Bei Indoor-Sportarten war die Watch dafür aber wider Erwarten ein klasse Trainingspartner: Wer Wear OS beziehungsweise Google Fit kennt, der weiß vielleicht, dass die Software beim Krafttraining sogar gängige Übungen wie Kreuzheben oder Klimmzüge erkennt und die Wiederholungen automatisch zählt. Das hat im Test mit kleinen Verfehlungen super funktioniert. So kann ich meine Fortschritte prima verfolgen und habe einen realistischen Überblick über die Belastung und verbrannten Kalorien. Google Fit unterstützt unzählige Sportarten, selbst weniger populäre.

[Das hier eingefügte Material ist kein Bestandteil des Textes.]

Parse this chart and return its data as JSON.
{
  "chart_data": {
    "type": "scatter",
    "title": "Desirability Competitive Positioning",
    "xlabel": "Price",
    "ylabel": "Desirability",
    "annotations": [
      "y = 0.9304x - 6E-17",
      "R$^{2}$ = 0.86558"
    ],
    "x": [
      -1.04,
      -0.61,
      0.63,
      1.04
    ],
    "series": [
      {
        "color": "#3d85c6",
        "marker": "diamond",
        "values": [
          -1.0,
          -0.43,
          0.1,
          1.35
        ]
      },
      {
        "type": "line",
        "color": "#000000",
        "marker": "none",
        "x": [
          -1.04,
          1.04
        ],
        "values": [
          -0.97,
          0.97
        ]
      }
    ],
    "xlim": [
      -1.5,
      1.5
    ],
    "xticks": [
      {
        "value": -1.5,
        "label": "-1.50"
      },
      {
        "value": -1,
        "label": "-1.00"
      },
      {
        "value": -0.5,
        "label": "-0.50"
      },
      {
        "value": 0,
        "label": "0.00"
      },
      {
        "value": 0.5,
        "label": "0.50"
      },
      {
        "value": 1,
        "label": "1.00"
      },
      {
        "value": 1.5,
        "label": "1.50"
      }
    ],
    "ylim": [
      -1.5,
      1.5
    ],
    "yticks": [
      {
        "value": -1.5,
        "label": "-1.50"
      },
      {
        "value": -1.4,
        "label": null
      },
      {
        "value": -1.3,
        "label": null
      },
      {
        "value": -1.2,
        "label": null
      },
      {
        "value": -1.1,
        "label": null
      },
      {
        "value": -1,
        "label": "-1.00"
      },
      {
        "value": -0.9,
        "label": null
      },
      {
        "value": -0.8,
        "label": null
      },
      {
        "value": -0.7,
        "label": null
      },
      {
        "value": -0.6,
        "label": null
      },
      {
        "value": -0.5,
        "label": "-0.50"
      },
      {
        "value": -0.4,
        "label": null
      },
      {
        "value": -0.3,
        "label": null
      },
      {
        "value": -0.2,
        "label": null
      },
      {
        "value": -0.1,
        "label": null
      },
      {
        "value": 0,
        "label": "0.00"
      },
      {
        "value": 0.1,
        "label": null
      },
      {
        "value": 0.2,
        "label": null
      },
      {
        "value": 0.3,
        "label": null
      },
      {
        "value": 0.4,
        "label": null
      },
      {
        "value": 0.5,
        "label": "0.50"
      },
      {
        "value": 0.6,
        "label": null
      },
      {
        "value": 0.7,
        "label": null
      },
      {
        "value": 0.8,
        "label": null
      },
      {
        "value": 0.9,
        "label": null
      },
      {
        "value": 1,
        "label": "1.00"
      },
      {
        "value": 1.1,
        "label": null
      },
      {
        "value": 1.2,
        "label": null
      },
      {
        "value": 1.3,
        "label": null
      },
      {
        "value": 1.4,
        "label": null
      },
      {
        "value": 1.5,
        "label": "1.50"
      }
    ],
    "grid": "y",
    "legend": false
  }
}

Außerdem ist die Venture HR wasserdicht und zeichnet mit der passenden App Schwimmtrainings auf – allerdings ohne die Herzfrequenz, weil das unter Wasser ohne Brustgurt technisch bisher schwierig ist.
Fehlanzeige: zur Regeneration gehört an sich auch das Schlaf-Tracking
Was mir persönlich fehlt, ist die sinnvolle Auswertung der gesammelten Fitnessdaten: Leider bleibt die App für ambitionierte Sportler zu oberflächlich. Detaillierte Verlaufs-Diagramme oder die Entwicklung des Fitnesslevels, wie man es von Sportuhrenherstellern wie Garmin oder Polar kennt, wird man hier vermissen. Ehrlicherweise muss man aber sagen: Selbst die Apple Watch bietet derzeit für mein Empfinden noch keine adäquate Sportauswertung an – es sein denn, man nutzt beispielsweise spezielle Lauf-Apps auf der Uhr. Eine weitere Voraussetzung für eine detaillierte Trainingsanalyse ist natürlich ein zuverlässiges GPS.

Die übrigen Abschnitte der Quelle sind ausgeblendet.